My father could talk for hours, still can. But he would also listen intently and never respond in that patronizing way that drives kids crazy. I have all kinds of memories of telling him partially-fabricated stories of what I had done in a football or basketball game and him just standing there listening intently to every detail and cosigning, "Uh-huh. Yep." When he and other jazzmen listened to records or the radio, they could hear all kinds of things I didn't come close to noticing. I couldn't understand how three notes from a tenor saxophone was all they needed to conclude, "That's Gene Ammons." "Yeah, that's 'Jug,' " or "Monk, I hear you, Thelonious!" That seemingly magical ability to hear made me figure that perhaps my father knew when I was embellishing stuff.
He and his friends seemed to be able to follow every moment of what the person played. Now, you have to remember, the rest of us were listening to three-minute records of tunes with words, words that were as easy to memorize as the thirty seconds of repeated musical accompaniment. But these guys were listening to things like Sonny Rollins's "Alfie's Theme," seven or eight minutes of somebody playing all kind of saxophone up and down the horn, following it as if it were spoken by the oracle at Delphi, saying, "Tell your story," and so on. There would be certain points in the music where the "um-hmms" became "ohhh" or "oowee!"--the type of ecstatic eruptions that overcame some people in church. They would respond to Sonny as if he were right there in the room, and during all that seven or eight minutes not one word on the recording, spoken or sung! And I'd be sitting there listening to them speaking in what was almost a foreign language, trying to understand, wanting to learn it.

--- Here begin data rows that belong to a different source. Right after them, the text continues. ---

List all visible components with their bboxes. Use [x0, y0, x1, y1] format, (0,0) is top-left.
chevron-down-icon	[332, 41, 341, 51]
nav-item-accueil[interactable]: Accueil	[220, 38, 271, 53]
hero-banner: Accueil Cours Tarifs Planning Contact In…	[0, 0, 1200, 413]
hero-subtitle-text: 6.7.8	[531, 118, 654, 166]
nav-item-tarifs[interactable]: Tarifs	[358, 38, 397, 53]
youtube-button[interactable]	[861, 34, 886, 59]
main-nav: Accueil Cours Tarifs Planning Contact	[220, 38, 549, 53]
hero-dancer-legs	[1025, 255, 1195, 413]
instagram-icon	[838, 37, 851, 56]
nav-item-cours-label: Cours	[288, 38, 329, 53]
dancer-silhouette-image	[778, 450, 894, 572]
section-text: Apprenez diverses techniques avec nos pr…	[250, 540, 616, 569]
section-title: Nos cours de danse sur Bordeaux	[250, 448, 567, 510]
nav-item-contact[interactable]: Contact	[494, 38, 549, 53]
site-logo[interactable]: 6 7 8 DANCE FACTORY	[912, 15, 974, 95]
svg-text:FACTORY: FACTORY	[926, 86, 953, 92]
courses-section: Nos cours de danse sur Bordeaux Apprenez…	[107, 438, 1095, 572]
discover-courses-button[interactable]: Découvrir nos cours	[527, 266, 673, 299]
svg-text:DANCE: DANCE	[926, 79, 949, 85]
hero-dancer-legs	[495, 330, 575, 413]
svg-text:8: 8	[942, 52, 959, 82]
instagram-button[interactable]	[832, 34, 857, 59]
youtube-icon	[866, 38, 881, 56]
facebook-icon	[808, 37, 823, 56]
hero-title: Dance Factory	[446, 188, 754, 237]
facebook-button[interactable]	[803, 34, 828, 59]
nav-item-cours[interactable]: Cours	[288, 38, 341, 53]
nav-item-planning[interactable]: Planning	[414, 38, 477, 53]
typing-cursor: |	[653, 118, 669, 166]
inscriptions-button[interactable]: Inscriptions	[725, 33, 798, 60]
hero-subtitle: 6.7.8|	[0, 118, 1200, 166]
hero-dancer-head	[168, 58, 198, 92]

At twelve, I began listening to John Coltrane, Clifford Brown, Miles Davis, and Freddie Hubbard. Just by paying serious attention to these musicians every day, I came to realize that each musician opens a chamber into the very center of their being and expresses that center in the uniqueness of their sound. The sound of a master musician is as personalized and distinct as the sound of a person's voice. has. After that basic realization, I focused on what they were communicating through music--pure truth, delivered with the intimacy of friends revealing some secret, sensitive detail about themselves. It takes courage and trust to share things. Many times the act of revelation brings someone closer to you. In learning about a person, you learn something about the world and about yourself, and if you can handle what you learn, you can get closer, much closer to them.